Parfit is a Realist about morality. He thinks that moral truths are fundamental truths and have the same ontological status as logical/mathematical and "metaphysical" truths.

Actually, I should make a distinction, here. Parfit has a specific view of ontology that is somewhat unique among analytic philosophers. He's very much a Kantian about metaphysics.

He argues that there are two senses of "exist": narrow existence and wide existence.

Roughly, something exists in the narrow sense when it is the sort of thing we can "get a firm (mental) grip on", so to speak. Ordinary, concrete (i.e. actual) objects all exist in the exist narrow sense. There is nothing mysterious about them and we can give a complete description of them. The class of narrow existents is the domain of reality.

A thing exists in the wide sense when, necessarily, it partially obscure.
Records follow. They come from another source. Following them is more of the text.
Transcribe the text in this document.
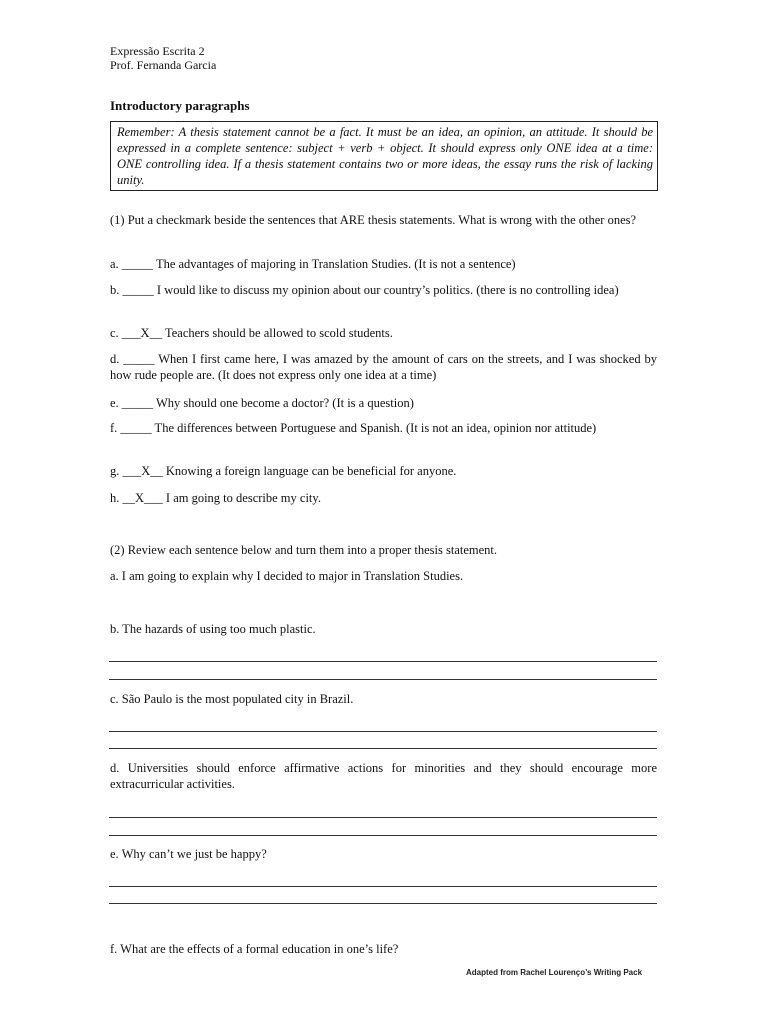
Expressão Escrita 2
Prof. Fernanda Garcia
Introductory paragraphs
Remember: A thesis statement cannot be a fact. It must be an idea, an opinion, an attitude. It should be expressed in a complete sentence: subject + verb + object. It should express only ONE idea at a time: ONE controlling idea. If a thesis statement contains two or more ideas, the essay runs the risk of lacking unity.
(1) Put a checkmark beside the sentences that ARE thesis statements. What is wrong with the other ones?
a. _____ The advantages of majoring in Translation Studies. (It is not a sentence)
b. _____ I would like to discuss my opinion about our country’s politics. (there is no controlling idea)
c. ___X__ Teachers should be allowed to scold students.
d. _____ When I first came here, I was amazed by the amount of cars on the streets, and I was shocked by how rude people are. (It does not express only one idea at a time)
e. _____ Why should one become a doctor? (It is a question)
f. _____ The differences between Portuguese and Spanish. (It is not an idea, opinion nor attitude)
g. ___X__ Knowing a foreign language can be beneficial for anyone.
h. __X___ I am going to describe my city.
(2) Review each sentence below and turn them into a proper thesis statement.
a. I am going to explain why I decided to major in Translation Studies.
b. The hazards of using too much plastic.
c. São Paulo is the most populated city in Brazil.
d. Universities should enforce affirmative actions for minorities and they should encourage more extracurricular activities.
e. Why can’t we just be happy?
f. What are the effects of a formal education in one’s life?
Adapted from Rachel Lourenço’s Writing Pack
There are two sorts of wide existents. One is the class of possibilia. Possibilia are non-actualized ordinary objects, like your possible future children. They aren't real, but they could be. If they were to become real, we wouldn't find this to be mysterious.

There is a second class in the domain of wide existents. He thinks that we have certain intuitions about logical, metaphysical and normative things that we must believe ("truths" about them,) but that we have no access to the truthmakers for such intuitions. This restricted access is necessary insofar as the constraints are in virtue of our cognitive capacities: we just don't have the apparatus to comprehend the truthmakers in their entirety. In other words, we just know some things are true, even though we can't explain what makes them true. Their truth makers are necessarily mysterious.

In Parfit's account, "good"/"evil" etc. aren't strictly "real" in that necessarily, they are partially obscured from our awareness. However, they are the at the fundamental basis of reality. So, unlike possibilia, we have certain, albeit obscure, awareness of them in virtue of their effects.